In Bayern stagniert die Beschäftigungsquote von Menschen mit Behinderung im öffentlichen Dienst bei etwas über 5% und erfüllt damit das gesetzliche Mindestmaß, aber auch nicht mehr. Das ist nicht zufriedenstellend. Auch unter den Arbeitssuchenden befinden sich mehr Schwerbehinderte als Menschen ohne Behinderung. Im Vergleich mit anderen Bundesländern zeichnet sich für Bayern erheblicher Nachholbedarf ab.  „Eines der größten Hindernisse dürfte dabei das Vorurteil sein, Menschen mit Behinderung seien weniger leistungsfähig als Menschen ohne Behinderung“, so Elmar Hayn.

Potenziale für Inklusion werden nicht genutzt

Aus den Erfahrungsberichten der Teilnehmer*innen wurde schnell deutlich, dass Inklusion am Arbeitsplatz immer noch vom persönlichen Engagement einzelner Kolleg*innen abhängt. Es mangelt hier definitiv an inklusionsfreundlichen Strukturen. „Nicht der Mensch muss zum Arbeitsplatz passen, sondern der Arbeitsplatz muss so gestaltet werden, dass ihn auch Menschen mit Behinderung sinnvoll ausfüllen können“, so meine Auffassung. Die Digitalisierung bietet hier eine Vielfalt an Möglichkeiten, allein sie werden nicht genutzt. Die räumliche Ausstattung am Arbeitsplatz ist eine wichtige Grundvoraussetzung: Parkplätze, Rampen, Teppichböden für bessere Akustik sind nur einige Beispiele. Neubauten sollten von Beginn an barrierefrei gedacht werden. Trotz des eklatante Fachkräftemangels bestehen immer noch zu viele Hürden für Menschen mit Behinderung. Die Arbeitswelt hat ihre Potenziale noch nicht erkannt.

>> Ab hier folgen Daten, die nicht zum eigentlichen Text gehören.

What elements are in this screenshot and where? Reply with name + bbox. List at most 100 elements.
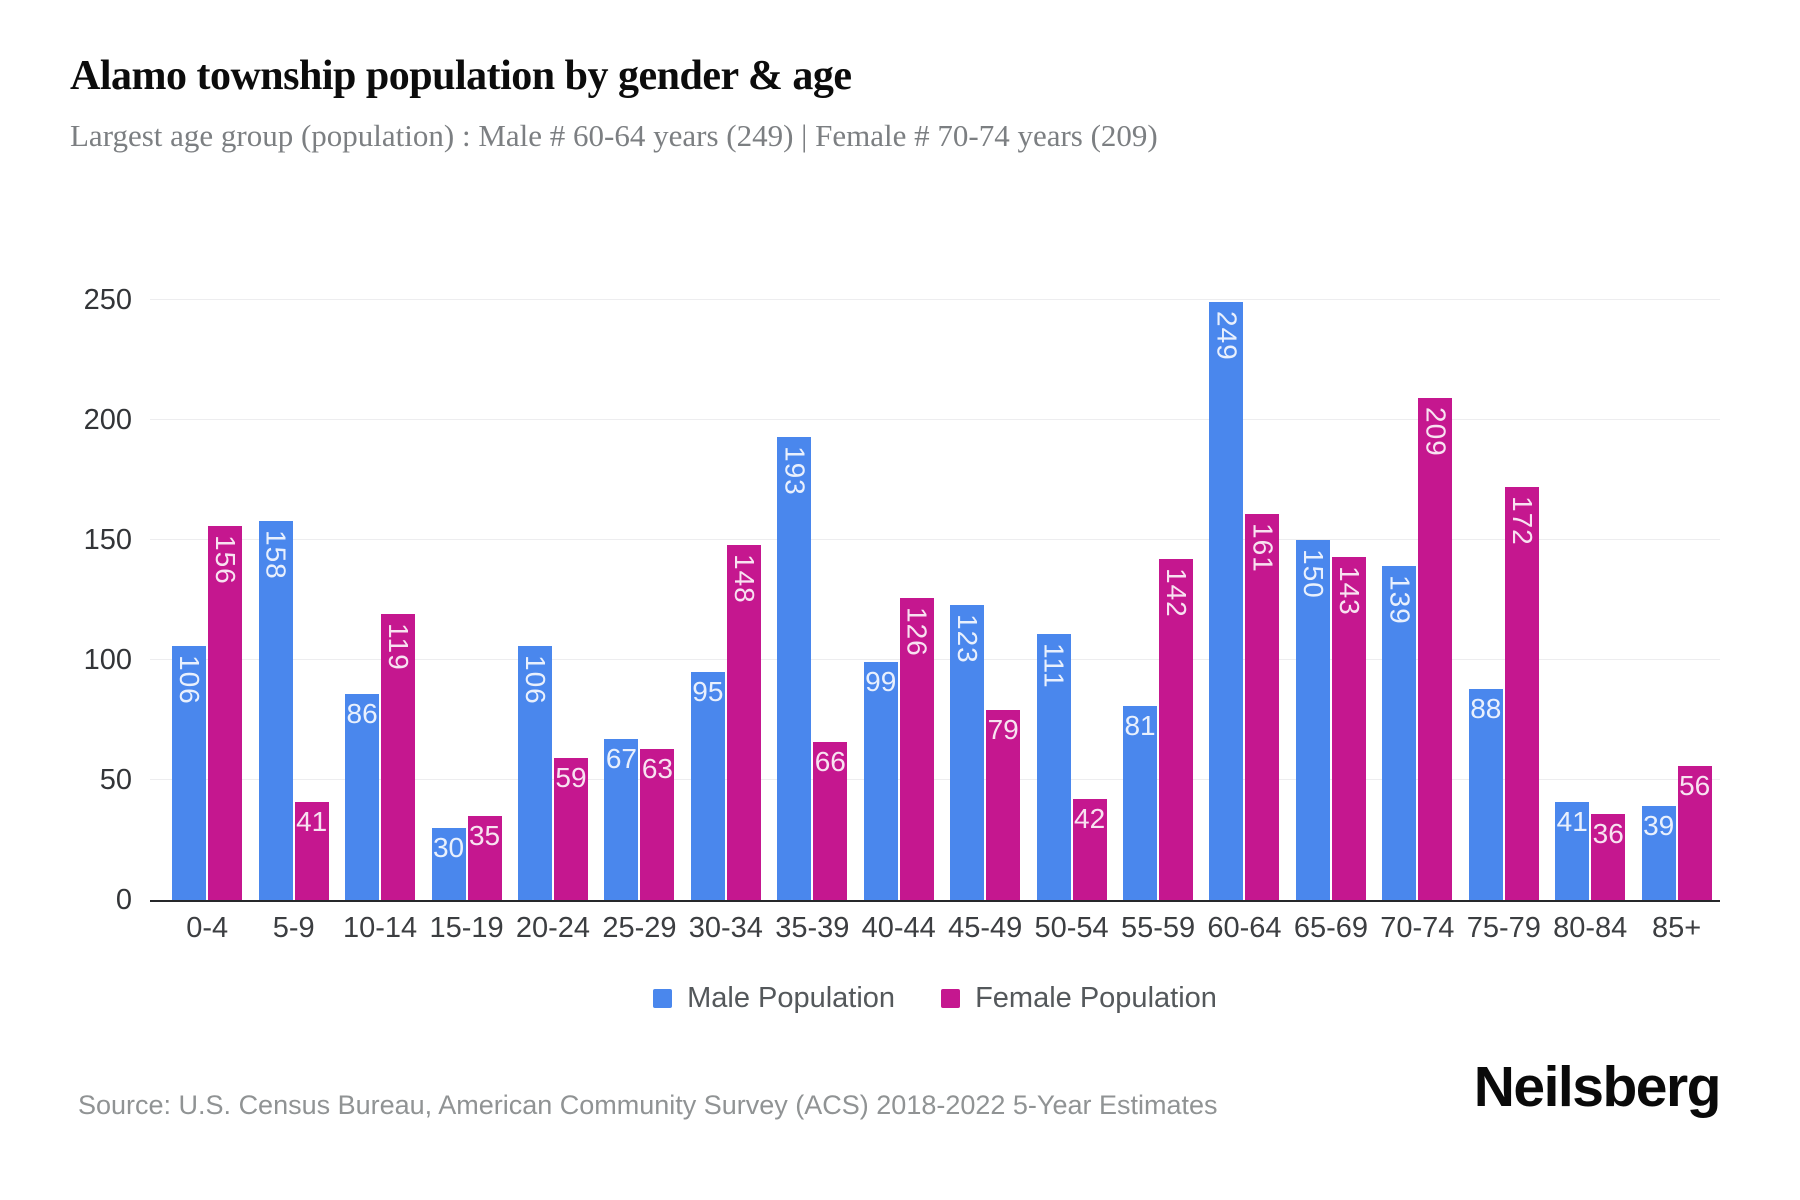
female-bar-5-9[interactable]: 41	[294, 801, 329, 900]
neilsberg-logo[interactable]: Neilsberg	[1473, 1055, 1722, 1119]
page-title: Alamo township population by gender & ag…	[70, 53, 852, 99]
male-bar-10-14[interactable]: 86	[345, 693, 380, 900]
bar-group-85+: 39 56	[1633, 765, 1719, 900]
male-bar-0-4[interactable]: 106	[172, 645, 207, 900]
bar-value-label: 81	[1124, 709, 1156, 741]
legend-item-male[interactable]: Male Population	[653, 982, 895, 1015]
male-bar-45-49[interactable]: 123	[950, 604, 985, 900]
female-bar-40-44[interactable]: 126	[899, 597, 934, 900]
bar-group-20-24: 106 59	[510, 645, 596, 900]
male-bar-85+[interactable]: 39	[1641, 806, 1676, 900]
bar-group-50-54: 111 42	[1028, 633, 1114, 900]
bar-value-label: 67	[605, 743, 637, 775]
bar-value-label: 30	[432, 832, 465, 863]
bar-group-55-59: 81 142	[1115, 559, 1201, 900]
bar-value-label: 56	[1679, 769, 1711, 801]
bar-value-label: 86	[346, 697, 378, 729]
female-bar-65-69[interactable]: 143	[1331, 556, 1366, 900]
bar-group-40-44: 99 126	[856, 597, 942, 900]
y-tick-label-50: 50	[99, 764, 132, 796]
female-bar-75-79[interactable]: 172	[1504, 487, 1539, 900]
x-tick-label-25-29: 25-29	[602, 912, 677, 944]
bar-group-75-79: 88 172	[1461, 487, 1547, 900]
y-tick-label-150: 150	[83, 524, 132, 556]
male-bar-50-54[interactable]: 111	[1036, 633, 1071, 900]
x-tick-label-0-4: 0-4	[186, 912, 229, 944]
female-bar-80-84[interactable]: 36	[1591, 813, 1626, 900]
male-bar-75-79[interactable]: 88	[1468, 688, 1503, 900]
female-bar-50-54[interactable]: 42	[1072, 799, 1107, 900]
bar-value-label: 156	[210, 534, 242, 585]
female-bar-45-49[interactable]: 79	[986, 710, 1021, 900]
bar-group-15-19: 30 35	[423, 816, 509, 900]
bar-value-label: 79	[987, 714, 1019, 746]
x-tick-label-85+: 85+	[1652, 912, 1702, 944]
male-bar-80-84[interactable]: 41	[1555, 801, 1590, 900]
x-axis-labels: 0-4 5-9 10-14 15-19 20-24 25-29 30-34 35-39 40-4…	[150, 912, 1720, 945]
female-bar-30-34[interactable]: 148	[726, 544, 761, 900]
y-tick-label-100: 100	[83, 644, 132, 676]
x-tick-label-80-84: 80-84	[1553, 912, 1628, 944]
chart-plot-area: 106 156 158 41 86 119 30 35 106 59 67 63 95 148 193 66 9…	[150, 299, 1720, 902]
bar-value-label: 172	[1506, 496, 1538, 546]
male-legend-label: Male Population	[687, 982, 896, 1014]
bar-value-label: 95	[692, 676, 724, 707]
x-tick-label-30-34: 30-34	[688, 912, 763, 944]
female-bar-20-24[interactable]: 59	[553, 758, 588, 900]
bar-value-label: 41	[296, 805, 328, 837]
x-tick-label-65-69: 65-69	[1293, 912, 1368, 944]
bar-value-label: 142	[1161, 568, 1193, 618]
male-bar-15-19[interactable]: 30	[431, 828, 466, 900]
y-tick-label-200: 200	[83, 404, 132, 436]
male-bar-35-39[interactable]: 193	[777, 436, 812, 900]
male-bar-30-34[interactable]: 95	[690, 672, 725, 900]
female-bar-25-29[interactable]: 63	[640, 748, 675, 900]
female-bar-35-39[interactable]: 66	[813, 741, 848, 900]
male-bar-60-64[interactable]: 249	[1209, 302, 1244, 900]
bar-value-label: 193	[779, 445, 811, 496]
female-bar-0-4[interactable]: 156	[208, 525, 243, 900]
y-axis-labels: 0 50 100 150 200 250	[30, 284, 140, 916]
bar-group-10-14: 86 119	[337, 614, 423, 900]
legend-item-female[interactable]: Female Population	[941, 982, 1217, 1015]
bar-value-label: 111	[1038, 642, 1070, 689]
male-bar-70-74[interactable]: 139	[1382, 566, 1417, 900]
male-bar-5-9[interactable]: 158	[258, 520, 293, 900]
female-bar-60-64[interactable]: 161	[1245, 513, 1280, 900]
x-tick-label-20-24: 20-24	[515, 912, 591, 944]
bar-group-35-39: 193 66	[769, 436, 855, 900]
bar-value-label: 41	[1556, 805, 1588, 837]
female-bar-85+[interactable]: 56	[1677, 765, 1712, 900]
bar-value-label: 59	[555, 762, 587, 794]
y-tick-label-250: 250	[83, 284, 132, 316]
male-bar-25-29[interactable]: 67	[604, 739, 639, 900]
x-tick-label-55-59: 55-59	[1120, 912, 1196, 944]
x-tick-label-45-49: 45-49	[948, 912, 1023, 944]
female-legend-label: Female Population	[975, 982, 1217, 1014]
male-bar-55-59[interactable]: 81	[1123, 705, 1158, 900]
male-bar-40-44[interactable]: 99	[863, 662, 898, 900]
x-tick-label-35-39: 35-39	[775, 912, 850, 944]
male-bar-65-69[interactable]: 150	[1295, 540, 1330, 900]
bar-group-65-69: 150 143	[1288, 540, 1374, 900]
gridline-200	[150, 419, 1720, 420]
bar-value-label: 143	[1333, 565, 1365, 616]
x-tick-label-10-14: 10-14	[343, 912, 418, 944]
female-bar-70-74[interactable]: 209	[1418, 398, 1453, 900]
bar-group-70-74: 139 209	[1374, 398, 1460, 900]
gridline-100	[150, 659, 1720, 660]
male-bar-20-24[interactable]: 106	[517, 645, 552, 900]
bar-value-label: 106	[174, 654, 206, 705]
bar-value-label: 42	[1074, 803, 1106, 835]
bar-group-25-29: 67 63	[596, 739, 682, 900]
bar-value-label: 36	[1592, 817, 1624, 849]
source-attribution: Source: U.S. Census Bureau, American Com…	[78, 1090, 1218, 1120]
bar-group-0-4: 106 156	[164, 525, 250, 900]
x-tick-label-60-64: 60-64	[1207, 912, 1282, 944]
male-legend-swatch	[653, 989, 673, 1008]
female-bar-15-19[interactable]: 35	[467, 816, 502, 900]
bar-value-label: 249	[1211, 311, 1243, 362]
bar-value-label: 119	[383, 623, 415, 672]
female-bar-55-59[interactable]: 142	[1159, 559, 1194, 900]
female-bar-10-14[interactable]: 119	[381, 614, 416, 900]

Psychische Erkrankungen schaffen Barrieren

Ein besonderes Problem stellen die zunehmenden psychischen Erkrankungen von Dienstanwärter*innen und Angestellten dar.  Aus Angst vor Stigmatisierung und Nachteilen in der beruflichen Laufbahn werden psychische Erkrankungen an Hochschulen und am Arbeitsplatz häufig verschwiegen, der Gang zu Therapeut*innen vermieden – aus Angst, die Diagnose könnte ein Hindernis auf dem Weg zur Verbeamtung sein. Oft lassen sich Betroffene ein Attest vom Hausarzt für Abwesenheit ausstellen statt von ihrem Psychotherapeuten.  Die Behindertenvertretungen sind nicht die richtigen Ansprechpartner. Niedrigschwellige psychosoziale Beratungsstellen an Hochschulen und im ÖD könnten hier Abhilfe schaffen.

Auch den Schuldienst für Menschen mit Behinderung öffnen

„Es ist längst überfällig, Menschen mit Behinderung für das Lehramt an Schulen auszubilden und als Lehrkräfte einzustellen“, so Anna Schwamberger. „Dies würde zur Inklusion beitragen, hätte Vorbildfunktion für die Schüler*innen und würde dem eklatanten Lehrer*innenmangel entgegenwirken. Menschen mit Behinderung sind im Schuldienst immer noch massiv unterrepräsentiert.“ Dies setzt voraus, dass Schüler*innen mit Behinderung auch an den Fachoberschulen oder Gymnasien vertreten sind – immer noch ein großes Manko. 

Besonders benachteiligt: Menschen mit geistiger Beeinträchtigung

Menschen mit geistiger Beeinträchtigung haben so gut wie keine Chancen auf eine Zukunft im öffentlichen Dienst. Die Arbeit in den Werkstätten ist demütigend und ohne Perspektive. Inklusion, Teilhabe am gesellschaftlichen Leben bedeutet in erster Linie Teilhabe am Arbeitsleben. Hier ist auch der öffentliche Dienst gefordert – auch wenn es sich um Nischenberufe oder niedrigschwellige Beschäftigungsangebote für Menschen mit geistiger Beeinträchtigung handelt.